I make you three promises with this post.
1) I will never say anything close to "in my experience..."
2) I will try to be as transparent and frank as possible, but I will NOT be vulgar nor go into unnecessary detail.
3) I will base all of my words on the doctrine of Jesus Christ.
Be aware though, that this is a post about sex, so if you'd rather not read it, or rather not have your son or daughter read it, that's up to you.
Please also note that I am not a medical professional, and all questions and personal situations can and should be taken to your doctor or another medical professional.
The truth is, a LOT of people (particularly Mormons) approach sex virtually clueless.
And that can be terrifying.
I think we've all felt that panic and fear of humiliation that comes with doing something we've never done before. Now imagine you know nothing about this thing. And the person you care the absolute most about is there to witness your first attempt.
This is how a lot of people (Mormon girls especially) feel about first-time sex. And that's something I'm hoping to help with.
So, without further ado,
1) It is a wonderful, God-given gift.
Sex is not bad. Sex is not bad. SEX IS NOT BAD.
I feel like I have to say it a million times, because too many people grow up with so many "don't even think about it" or "it's a sin!" kind of atmospheres, and that's simply not healthy.
Sex is wonderful. It is most definitely not a sin, but rather a way to keep a God-given covenant, that is, if you are using sex within the parameters God has set.
This quote is from one of the best talks in the world by President Boyd K. Packer, and EVERYONE NEEDS TO READ/LISTEN TO IT. I'm serious. Stop reading this blog post right now to bookmark it or watch it and then come back to my list. I'll wait.
2) You need to understand your own body.
I took Anatomy as a requirement for when I was a Dance Major, and I think every single person should be required take it.
This is YOUR body.
God's gift to you.
It's important for your to understand its parts and how they work. It's important to know what a healthy body does and how you can keep it healthy. It's important to love your body and not be ashamed of it.
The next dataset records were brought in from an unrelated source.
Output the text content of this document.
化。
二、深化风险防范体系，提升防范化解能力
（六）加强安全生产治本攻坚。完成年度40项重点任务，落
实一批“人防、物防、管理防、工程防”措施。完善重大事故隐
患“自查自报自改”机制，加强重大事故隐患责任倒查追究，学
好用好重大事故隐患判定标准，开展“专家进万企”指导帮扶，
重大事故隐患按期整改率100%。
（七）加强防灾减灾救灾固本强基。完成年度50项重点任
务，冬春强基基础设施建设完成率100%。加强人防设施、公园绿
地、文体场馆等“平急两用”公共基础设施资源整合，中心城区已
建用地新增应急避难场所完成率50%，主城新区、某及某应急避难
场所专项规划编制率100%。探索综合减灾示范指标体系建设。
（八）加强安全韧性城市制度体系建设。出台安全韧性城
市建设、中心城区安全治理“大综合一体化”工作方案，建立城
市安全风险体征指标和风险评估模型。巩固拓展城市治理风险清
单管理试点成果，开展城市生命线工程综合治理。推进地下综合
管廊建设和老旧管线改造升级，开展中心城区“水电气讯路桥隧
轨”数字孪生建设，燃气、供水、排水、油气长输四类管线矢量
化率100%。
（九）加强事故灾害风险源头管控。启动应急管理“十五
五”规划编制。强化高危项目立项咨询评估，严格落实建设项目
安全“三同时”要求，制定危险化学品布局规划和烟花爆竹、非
Here are some educational, academic-based places where you can learn about your body and its functions, as well as the basics of pregnancy.
Female - http://www.innerbody.com/image/repfov.html
Male - http://www.innerbody.com/image/repmov.html
Pregnancy - http://www.innerbody.com/image/repo04.html
3) Yes, it can hurt for a woman's first time.
Women, don't fear though! It's not like you'll be in agony.
Here's an explanation from the National Health Service:
"When a woman has vaginal sex for the first time, it can be a little painful. There may also be a small amount of blood, but this isn't always the case and usually occurs because the hymen has been broken during sexual intercourse.
The hymen is a small piece of thin skin (membrane) that can either partially or totally cover the entrance to the vagina."
The National Health Service also offers suggestions to help with this: go slowly, have plenty of lubrication, and build up to it with foreplay (sexual stimulation - kissing, touching, etc.)
In addition, you can get expanders from your doctor to help prepare you and stretch out the hymen.
4) There are TONS of birth control options.
Most people know about "the pill," but there are lots of other contraceptives out there! And there are multiple versions of the pill too! You can go here for a list of contraception options and descriptions, courtesy of Canyon View Women's Care. Talk with your doctor to find the right one for you! Also be advised that birth control can take a few months to "kick in," so consider this if you are engaged, etc.
5) Sexual relations should only exist between a man and a woman, legally and lawfully wedded.
This is what I believe. This is what God has decreed.
And this is the approach to sex that will result in the most happiness.
6) Communication is key.
You have to be comfortable talking to your future spouse. About anything.
I'm not saying that you should discuss sexual details before you are married, but you should approach the topic of contraception together, and have some basic understandings of expectations.
Further, you should plan on communicating your way through your sexual encounters. Say what feels good and what doesn't. Direct your partner; speak up if you don't like something or if you do.
It will be a much better experience for both of you if you communicate fully.
7) The details of sex are completely personal to you and your spouse.
This means a) you should never discuss anything about your and your spouse's sexual life with anyone, with the exception of medical professionals. And b) whatever you and your spouse decide (as directed by the Spirit) is what is right for you two. There are no set expectations of duration, frequency, or sexual experiences. That is entirely between you, your spouse, and God.
I hope this was helpful and informative.
Please remember to turn to more professional sources for specific questions and concerns, and PLEASE REMEMBER how much God loves you and that sex is part of His beautiful Plan of Happiness.